Portal Informasi dan Komunikasi









GIRITONTRO — Masa Transisi Peserta Didik Baru (Masa Pengenalan Lingkungan Sekolah/MPLS) di SMP Negeri 1 Giritontro resmi dipuncak-internalisasi melalui penyelenggaraan Kemah Bhakti Tahun Ajaran 2026/2027. Berlangsung selama tiga hari, mulai tanggal 21 hingga 23 Juli 2026, kegiatan perkemahan Pramuka ini dirancang bukan sekadar sebagai ritus tahunan outdoor, melainkan sebagai kawah candradimuka persemaian nilai-nilai karakter mendasar bagi para murid.
Kemah Bhakti ini diorientasikan secara holistik untuk mengimplementasikan kerangka kerja 7 Kebiasaan Anak Indonesia Hebat. Melalui struktur kegiatan yang dinamis dan terintegrasi, para peserta didik dilatih untuk mengeksplorasi potensi diri, mengasah kecerdasan sosial-emosional, serta menumbuhkan kedisiplinan dan rasa kepedulian antar sesama.

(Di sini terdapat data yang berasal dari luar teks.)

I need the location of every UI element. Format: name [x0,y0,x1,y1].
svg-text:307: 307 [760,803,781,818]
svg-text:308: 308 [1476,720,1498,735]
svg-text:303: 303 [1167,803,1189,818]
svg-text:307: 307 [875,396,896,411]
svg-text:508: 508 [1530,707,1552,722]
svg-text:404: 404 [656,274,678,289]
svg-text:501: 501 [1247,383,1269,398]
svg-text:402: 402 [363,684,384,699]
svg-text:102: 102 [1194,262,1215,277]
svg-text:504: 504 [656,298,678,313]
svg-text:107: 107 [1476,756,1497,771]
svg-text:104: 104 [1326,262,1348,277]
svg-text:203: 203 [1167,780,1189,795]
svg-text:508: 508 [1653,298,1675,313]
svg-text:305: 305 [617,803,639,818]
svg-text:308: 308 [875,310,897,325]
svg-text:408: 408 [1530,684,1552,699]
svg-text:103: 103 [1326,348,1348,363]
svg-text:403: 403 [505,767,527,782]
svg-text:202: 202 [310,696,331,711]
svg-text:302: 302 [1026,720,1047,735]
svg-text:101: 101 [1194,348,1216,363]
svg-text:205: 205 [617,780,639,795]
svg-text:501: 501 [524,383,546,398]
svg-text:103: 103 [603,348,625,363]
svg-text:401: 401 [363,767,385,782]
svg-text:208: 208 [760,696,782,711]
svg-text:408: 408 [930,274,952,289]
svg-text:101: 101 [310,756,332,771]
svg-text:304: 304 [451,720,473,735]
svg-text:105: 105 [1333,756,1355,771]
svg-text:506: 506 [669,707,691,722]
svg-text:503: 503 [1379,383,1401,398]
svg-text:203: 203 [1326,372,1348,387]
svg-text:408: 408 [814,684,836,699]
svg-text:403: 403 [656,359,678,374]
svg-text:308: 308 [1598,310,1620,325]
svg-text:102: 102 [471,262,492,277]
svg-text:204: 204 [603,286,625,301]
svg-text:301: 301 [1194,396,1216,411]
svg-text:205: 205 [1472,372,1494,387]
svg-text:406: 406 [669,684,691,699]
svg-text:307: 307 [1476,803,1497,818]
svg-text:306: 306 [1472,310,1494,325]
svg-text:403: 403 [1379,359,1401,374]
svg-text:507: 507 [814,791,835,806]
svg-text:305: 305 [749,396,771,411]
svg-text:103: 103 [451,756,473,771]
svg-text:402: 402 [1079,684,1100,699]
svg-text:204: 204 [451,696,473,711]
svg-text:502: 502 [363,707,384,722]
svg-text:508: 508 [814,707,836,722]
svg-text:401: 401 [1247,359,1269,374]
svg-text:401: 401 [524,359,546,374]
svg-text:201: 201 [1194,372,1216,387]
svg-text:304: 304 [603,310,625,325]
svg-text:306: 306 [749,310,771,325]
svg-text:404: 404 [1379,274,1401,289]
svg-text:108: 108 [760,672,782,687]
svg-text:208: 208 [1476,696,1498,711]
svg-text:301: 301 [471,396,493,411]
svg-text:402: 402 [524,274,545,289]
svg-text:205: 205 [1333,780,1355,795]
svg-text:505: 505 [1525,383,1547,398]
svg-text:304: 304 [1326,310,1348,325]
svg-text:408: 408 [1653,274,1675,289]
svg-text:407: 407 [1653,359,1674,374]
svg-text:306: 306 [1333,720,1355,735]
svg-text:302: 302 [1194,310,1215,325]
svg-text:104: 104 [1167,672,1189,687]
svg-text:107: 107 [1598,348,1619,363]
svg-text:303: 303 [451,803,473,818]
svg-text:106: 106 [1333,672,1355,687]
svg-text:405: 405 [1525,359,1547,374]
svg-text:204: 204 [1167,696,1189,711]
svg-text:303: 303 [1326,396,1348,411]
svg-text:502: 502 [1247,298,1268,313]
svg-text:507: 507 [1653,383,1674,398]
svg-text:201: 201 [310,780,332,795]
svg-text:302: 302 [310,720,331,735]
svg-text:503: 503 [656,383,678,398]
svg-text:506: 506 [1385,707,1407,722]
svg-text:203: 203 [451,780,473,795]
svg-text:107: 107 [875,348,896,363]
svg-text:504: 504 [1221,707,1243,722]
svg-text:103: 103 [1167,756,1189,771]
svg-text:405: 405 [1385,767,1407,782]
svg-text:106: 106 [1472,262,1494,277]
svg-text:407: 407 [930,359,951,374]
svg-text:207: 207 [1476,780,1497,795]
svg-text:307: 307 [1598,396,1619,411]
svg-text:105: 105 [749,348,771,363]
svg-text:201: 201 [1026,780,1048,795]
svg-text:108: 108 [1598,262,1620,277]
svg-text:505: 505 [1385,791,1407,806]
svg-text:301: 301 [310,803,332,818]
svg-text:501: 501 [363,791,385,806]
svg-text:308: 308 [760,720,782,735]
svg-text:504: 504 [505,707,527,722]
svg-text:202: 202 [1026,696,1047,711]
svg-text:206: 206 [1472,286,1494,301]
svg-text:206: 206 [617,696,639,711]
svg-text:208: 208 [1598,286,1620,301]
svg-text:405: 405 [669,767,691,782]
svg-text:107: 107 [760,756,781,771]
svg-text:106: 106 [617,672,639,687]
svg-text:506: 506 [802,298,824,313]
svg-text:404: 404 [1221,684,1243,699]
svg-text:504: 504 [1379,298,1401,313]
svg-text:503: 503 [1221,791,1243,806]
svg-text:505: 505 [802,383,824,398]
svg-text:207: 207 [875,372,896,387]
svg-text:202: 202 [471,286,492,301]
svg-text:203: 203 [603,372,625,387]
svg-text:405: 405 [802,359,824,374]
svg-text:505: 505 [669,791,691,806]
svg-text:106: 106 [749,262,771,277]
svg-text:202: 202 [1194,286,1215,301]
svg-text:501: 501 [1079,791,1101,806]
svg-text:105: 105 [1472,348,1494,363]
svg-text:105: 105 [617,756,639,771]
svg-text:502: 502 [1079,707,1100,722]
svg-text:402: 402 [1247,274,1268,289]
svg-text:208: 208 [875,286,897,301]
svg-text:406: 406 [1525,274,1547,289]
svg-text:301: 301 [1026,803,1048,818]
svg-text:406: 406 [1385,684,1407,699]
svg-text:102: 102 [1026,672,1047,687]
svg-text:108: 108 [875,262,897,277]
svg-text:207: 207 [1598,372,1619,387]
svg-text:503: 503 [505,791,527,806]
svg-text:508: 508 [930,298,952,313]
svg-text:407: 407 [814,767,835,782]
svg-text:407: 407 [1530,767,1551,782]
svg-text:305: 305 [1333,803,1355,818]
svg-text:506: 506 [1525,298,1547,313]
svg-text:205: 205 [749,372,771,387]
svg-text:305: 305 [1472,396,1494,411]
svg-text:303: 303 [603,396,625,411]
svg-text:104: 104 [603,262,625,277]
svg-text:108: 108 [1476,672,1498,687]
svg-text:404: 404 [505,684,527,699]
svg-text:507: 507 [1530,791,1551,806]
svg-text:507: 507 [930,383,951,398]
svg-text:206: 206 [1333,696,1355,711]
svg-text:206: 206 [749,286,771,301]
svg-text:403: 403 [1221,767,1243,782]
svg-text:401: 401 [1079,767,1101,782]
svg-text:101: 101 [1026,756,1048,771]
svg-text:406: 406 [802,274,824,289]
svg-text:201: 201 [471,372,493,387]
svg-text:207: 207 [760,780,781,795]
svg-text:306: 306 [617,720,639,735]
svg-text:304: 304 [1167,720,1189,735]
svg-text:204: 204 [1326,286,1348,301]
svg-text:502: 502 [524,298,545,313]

Dalam amanat pembukaannya di Lapangan Utama sekolah, Kepala SMP Negeri 1 Giritontro, Assani Nugroho, S.Pd., M.Pd., menegaskan esensi substantif dari pelaksanaan perkemahan ini. Beliau menyampaikan bahwa pendidikan karakter tidak boleh berhenti pada tataran teoritis-kognitif, melainkan harus dihidupi melalui pengalaman empiris.
“Kemah bhakti ini bertujuan untuk melatih dan membimbing kalian para murid dalam pengembangan diri, menumbuhkan nilai-nilai karakter yang sesuai dengan 7 Kebiasaan Anak Indonesia Hebat,” ujar Assani Nugroho di hadapan ratusan peserta didik dan jajaran juri/pembina Pramuka.
Penekanan pada 7 Kebiasaan Anak Indonesia Hebat—yang mencakup kebiasaan bangun pagi, beribadah, berolahraga, makan makanan sehat dan bergizi, gemar membaca/belajar, bermasyarakat, serta tidur cepat/teratur—diterjemahkan secara terstruktur ke dalam ekosistem dan rundown perkemahan.
Selama tiga hari pelaksanaan, beragam agenda experiential learning dirancang untuk menguji sekaligus membina ketahanan mental dan fisik murid:
Pelaksanaan Kemah Bhakti yang diakhiri dengan evaluasi kebersihan lingkungan dan pembongkaran tenda secara mandiri pada 23 Juli 2026 menegaskan prinsip kemandirian dan tanggung jawab lingkungan.
Melalui kombinasi antara disiplin kepramukaan dan kontekstualisasi 7 Kebiasaan Anak Indonesia Hebat, SMP Negeri 1 Giritontro membuktikan komitmennya dalam menghadirkan ekosistem pendidikan yang seimbang—mensejajarkan keunggulan akademis dengan keteguhan karakter moral-spiritual. Diharapkan, pengalaman selama tiga hari ini menjadi fondasi kokoh bagi para murid dalam menempuh perjalanan studi mereka di jenjang sekolah menengah pertama.